Future Work on Identifiers
One telling discussion occurred on the first day, on this subject, about the broader scope of identifier schemes: specifically organisational identifiers. It was quickly agreed that, while this is a critically important area in future, it is of little use creating organisational identifier schemes when even individual researchers, academics or other authors cannot be uniquely identified. It remains to be seen whether such organisational identifier schemes will be necessary, although this seems likely, and to what extent it will be possible to keep much of the metadata in dispersed stores across institutions rather than overburden the identifier scheme as was discussed with regard to identifiers for individuals. Unlike ISNI, which is a “top-down” initiative, ORCID represents a “bottom-up” approach where authors make claims or assertions about themselves. In phase 1 of ORCID, there will only be self-assertions, whereas Phase 2 is planned to include verification by institutions, publishers, funders and other authorities. It could be said that even this represents a substantial broadening of the metadata that is required to make an identifier scheme function effectively, despite being clearly very useful as an added service.
Overall, it was agreed in general that it was very useful, if not critical, for a broad coalition of international partners and national interests to set out broad principles and guidance in this way, as agreed at KEDAI, for developers of author and/or researcher identifier schemes to follow.
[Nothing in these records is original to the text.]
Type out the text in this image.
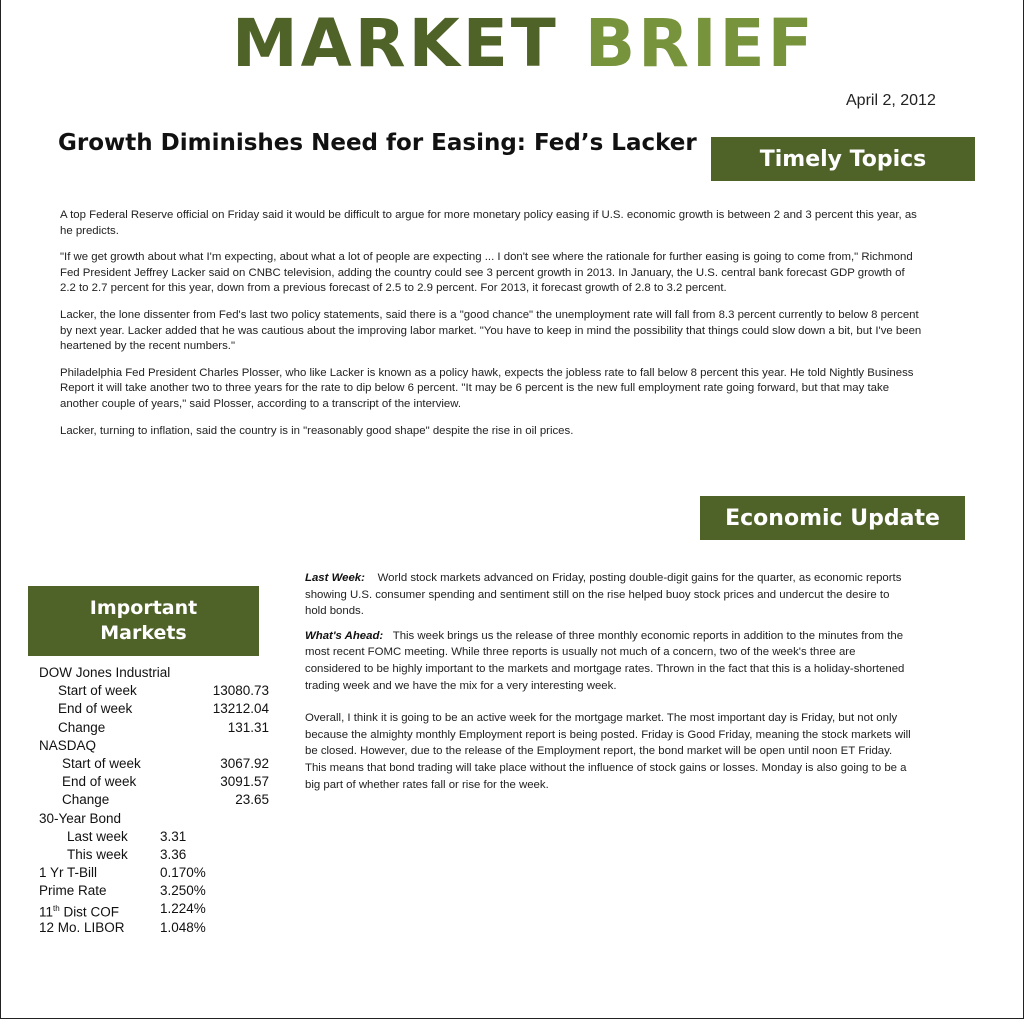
MARKET BRIEF
April 2, 2012
Growth Diminishes Need for Easing: Fed’s Lacker
Timely Topics

A top Federal Reserve official on Friday said it would be difficult to argue for more monetary policy easing if U.S. economic growth is between 2 and 3 percent this year, as he predicts.

"If we get growth about what I'm expecting, about what a lot of people are expecting ... I don't see where the rationale for further easing is going to come from," Richmond Fed President Jeffrey Lacker said on CNBC television, adding the country could see 3 percent growth in 2013. In January, the U.S. central bank forecast GDP growth of 2.2 to 2.7 percent for this year, down from a previous forecast of 2.5 to 2.9 percent. For 2013, it forecast growth of 2.8 to 3.2 percent.

Lacker, the lone dissenter from Fed's last two policy statements, said there is a "good chance" the unemployment rate will fall from 8.3 percent currently to below 8 percent by next year. Lacker added that he was cautious about the improving labor market. "You have to keep in mind the possibility that things could slow down a bit, but I've been heartened by the recent numbers."

Philadelphia Fed President Charles Plosser, who like Lacker is known as a policy hawk, expects the jobless rate to fall below 8 percent this year. He told Nightly Business Report it will take another two to three years for the rate to dip below 6 percent. "It may be 6 percent is the new full employment rate going forward, but that may take another couple of years," said Plosser, according to a transcript of the interview.

Lacker, turning to inflation, said the country is in "reasonably good shape" despite the rise in oil prices.

Economic Update
Important Markets

Last Week: World stock markets advanced on Friday, posting double-digit gains for the quarter, as economic reports showing U.S. consumer spending and sentiment still on the rise helped buoy stock prices and undercut the desire to hold bonds.

What's Ahead: This week brings us the release of three monthly economic reports in addition to the minutes from the most recent FOMC meeting. While three reports is usually not much of a concern, two of the week's three are considered to be highly important to the markets and mortgage rates. Thrown in the fact that this is a holiday-shortened trading week and we have the mix for a very interesting week.

Overall, I think it is going to be an active week for the mortgage market. The most important day is Friday, but not only because the almighty monthly Employment report is being posted. Friday is Good Friday, meaning the stock markets will be closed. However, due to the release of the Employment report, the bond market will be open until noon ET Friday. This means that bond trading will take place without the influence of stock gains or losses. Monday is also going to be a big part of whether rates fall or rise for the week.

DOW Jones Industrial
Start of week	13080.73
End of week	13212.04
Change	131.31
NASDAQ
Start of week	3067.92
End of week	3091.57
Change	23.65
30-Year Bond
Last week 3.31
This week 3.36
1 Yr T-Bill	0.170%
Prime Rate	3.250%
11th Dist COF	1.224%
12 Mo. LIBOR	1.048%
It was further agreed that, although the technical difficulty of producing such a scheme is in fact low, it is nonetheless far from easy to produce one that will succeed in practice because of the huge range of stakeholders, international governance organisations and interests, both public sector and commercial, that need to be able to use the scheme effectively in order for it to succeed. As a consequence, previous schemes have not succeeded. Lastly, and most significantly of all, researchers and academics themselves have to see a reason to use any identifier scheme as a necessary and gainful part of their employment in a way that substantially benefits research and human knowledge but also helps individuals in their daily workflows. The attendees agreed that this, above all, was the key criterion of success.